L’administration Trump cherche à engager le Pentagone dans une action militaire contre l’Iran, selon le chef d’état-major des forces armées iraniennes.
« L’administration Trump cherche à engager l’armée américaine dans une intervention militaire contre l’Iran, selon les informations précises dont nous disposons », a déclaré le général de division Mohammad Baqeri, chef d’état-major des forces armées iraniennes, qui a qualifié une guerre américaine contre l’Iran de « folie ».
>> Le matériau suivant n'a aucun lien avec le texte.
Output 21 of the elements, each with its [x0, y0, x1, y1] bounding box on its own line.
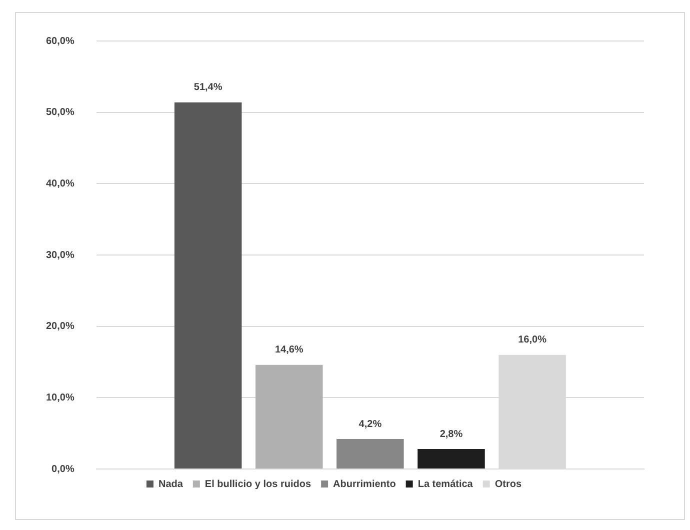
- legend-label: Aburrimiento: [333, 478, 396, 490]
- legend-label: La temática: [418, 478, 474, 490]
- bar: [174, 102, 242, 468]
- bar: [336, 439, 404, 468]
- y-tick-label: 10,0%: [46, 392, 74, 404]
- legend-label: El bullicio y los ruidos: [204, 478, 312, 490]
- legend-label: Otros: [494, 478, 522, 490]
- y-tick-label: 20,0%: [46, 321, 74, 332]
- legend-label: Nada: [158, 478, 184, 490]
- y-tick-label: 50,0%: [46, 107, 74, 118]
- data-label: 51,4%: [194, 82, 222, 94]
- bar: [255, 364, 323, 468]
- data-label: 14,6%: [274, 344, 304, 356]
- y-tick-label: 60,0%: [46, 36, 74, 47]
- data-label: 16,0%: [518, 334, 547, 346]
- bar: [418, 449, 485, 468]
- y-tick-label: 30,0%: [46, 250, 74, 261]
- data-label: 4,2%: [358, 418, 382, 430]
- y-tick-label: 0,0%: [52, 464, 74, 475]
- y-tick-label: 40,0%: [46, 178, 74, 190]
- data-label: 2,8%: [440, 428, 463, 440]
« L’actuelle administration US n’en parle pas explicitement, mais elle projette de s’engager dans une intervention militaire contre l’Iran. Selon des informations précises dont nous disposons, l’administration Trump, depuis deux ans, n’a cessé de pousser le Pentagone à intervenir militairement contre l’Iran, et ce, depuis deux ans », a ajouté le général qui a mis en garde contre « tout comportement irréfléchi » de l’armée américaine « provoqué par la pression exercée par les éléments néoconservateurs qui infectent l’administration Trump ».
« S’il est vrai que l’administration US ne se dirige pas droit vers une option militaire et focalise ses manœuvres dans le secteur de l’économie, il n’en reste pas moins qu’elle est potentiellement active sur le plan militaire, vu qu’il s’agit d’un système à double face, politique et militaire, dans lequel les actes et les paroles sont en inadéquation », a averti le chef d’état-major des forces armées, qui a aussitôt mis en garde les États-Unis : « Qu’ils sachent que les forces armées iraniennes sont mieux préparées que les Américains ne le croient. Elles sont prêtes à protéger la nation et à défendre la patrie contre toutes menaces. »
Les déclarations du général de division Baqeri interviennent alors que le secrétaire américain à la Défense, James Mattis, vient d’exhorter le département d’État, dirigé par le néoconservateur Pompeo, à ne pas s’immiscer dans les affaires de la Défense et à laisser les généraux d’agir à leur guise. Cette mise en garde trahit, selon les experts, de fortes divergences entre le Pentagone et l’appareil diplomatique US.
Le secrétaire américain à la Défense, James Mattis, n’a pas caché de son côté son opposition à une action militaire contre l’Iran, qui aurait de « graves conséquences » pour les États-Unis et la région.